近藤勇35歳。土方歳三35歳。沖田総司25歳。斬首、戦死、病死…新撰組を代表する三剣士は、いずれも壮絶な最期を遂げている。三人とも短命である。沖田は二十代。無念の死だったと思う。
人間に与えられた運気や運勢は、量的にはそんなに変わらないのではないか。ガソリンの保有量は誰でも同じなのではあるまいか。過激に燃焼すれば、その分だけ、終焉の訪れも早くなる。俺などは、何事も為さぬまま、無意味に年齢を重ねる類いだろう。ガソリンの使い方に関しては各人様々である。一挙に爆発させるか、省エネ運転に徹するかは、その者の意志次第、才覚次第である。
新撰組という奇妙な集団に興味を持ち始めてから随分時間が経つ。

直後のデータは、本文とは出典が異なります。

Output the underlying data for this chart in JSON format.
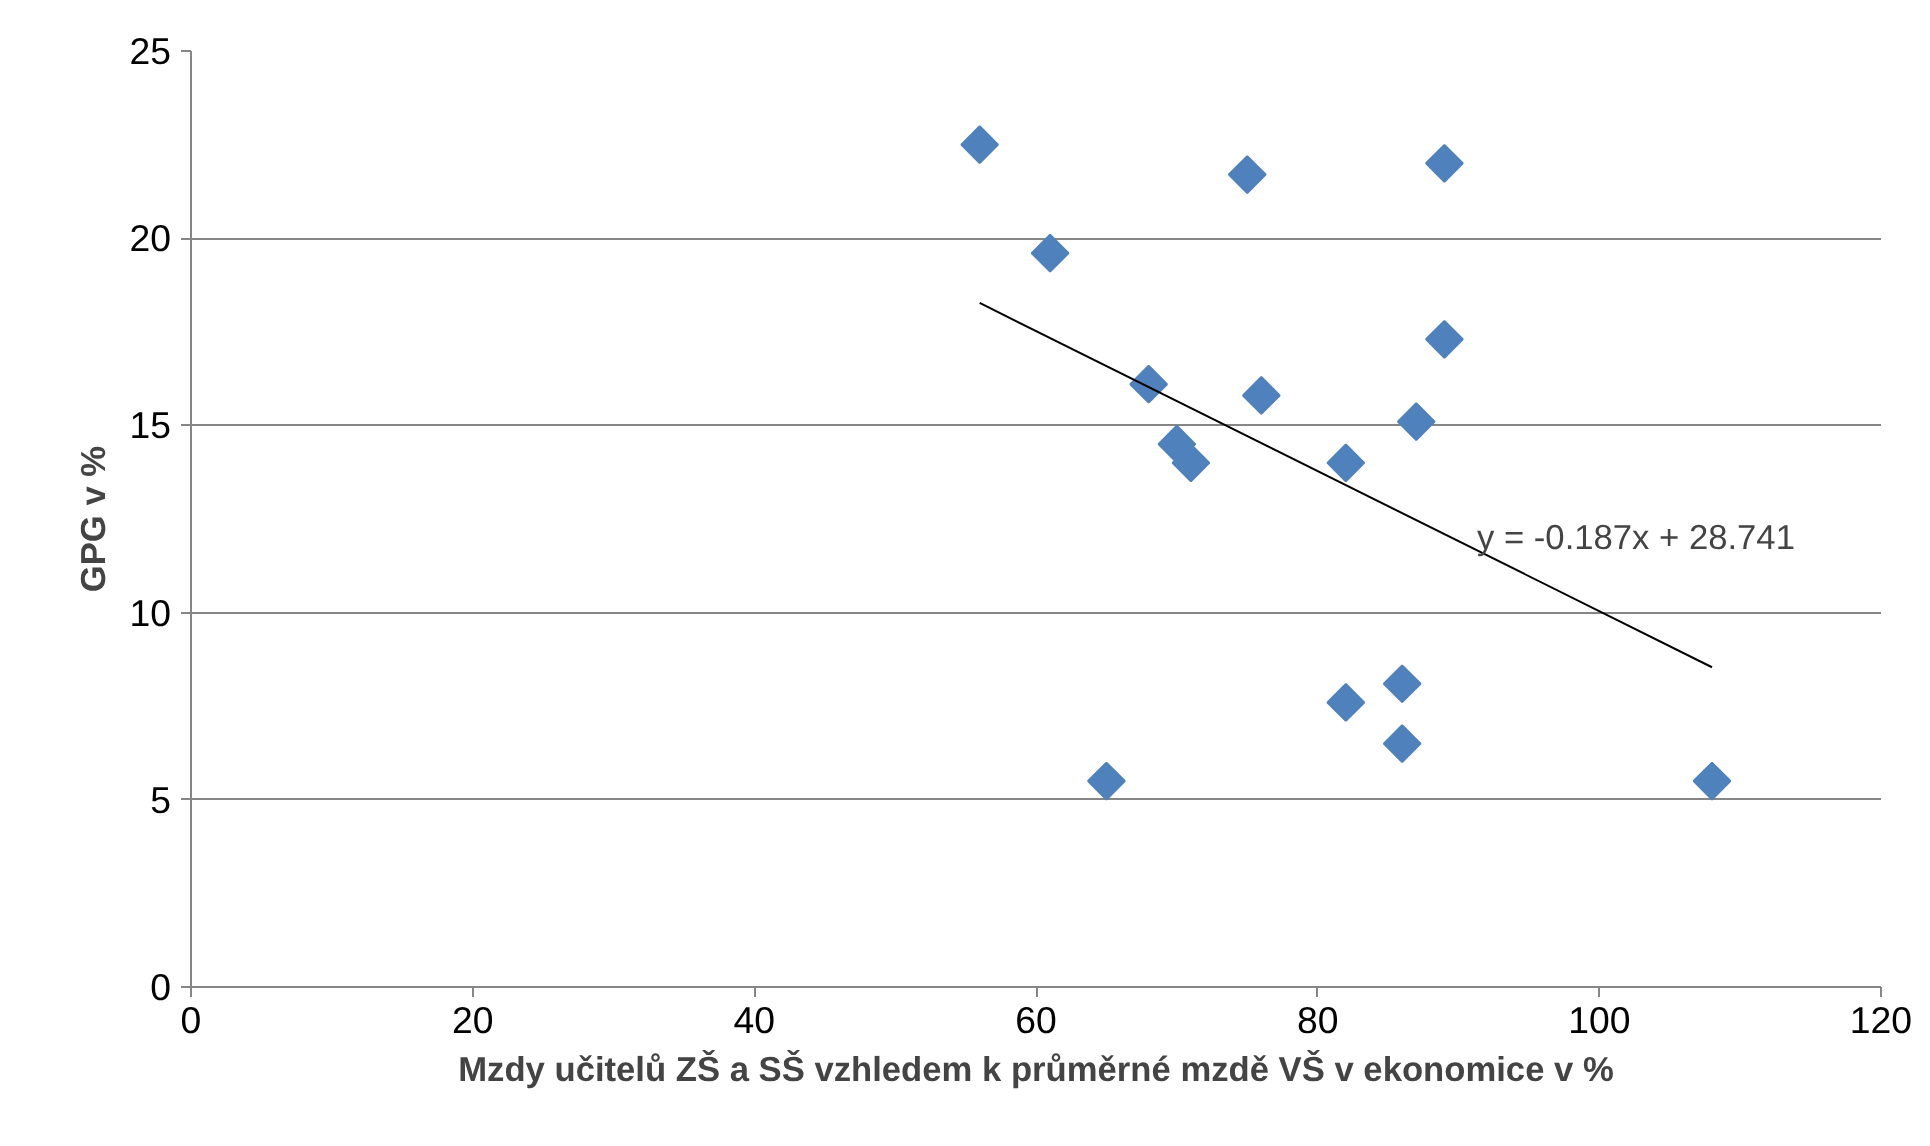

まだまだ理解が及んでいない部分が多い。もしかすると、何もわかっていないのかも知れない。本格的に研究している訳ではない。映像作品を観たり、小説や資料を読んだりしている程度である。新撰組だけを追いかけていても、全体像は一向に見えてこない。彼らが生きた時代や風俗、周辺の人間関係も掘り下げなくては「新撰組はつかめない」のである。表層的な面白さを得て満足してしまっている。この段階を突き抜けなくてはならないのだが、眼の前に分厚い岩壁が立ち塞がっている。幕末という時代は複雑過ぎて、俺の脳味噌では把握し切れないのである。
俺にとって、歴史とは、高くて険しい山岳のようなもの。二合目三合目辺りまでは登れるが、毎回退却を余儀なくされている。そろそろ疲れてきた。しかし、俺は頭も悪いけど、諦めも悪いのだ。意欲が続く限りは、何度でも挑戦する心算である。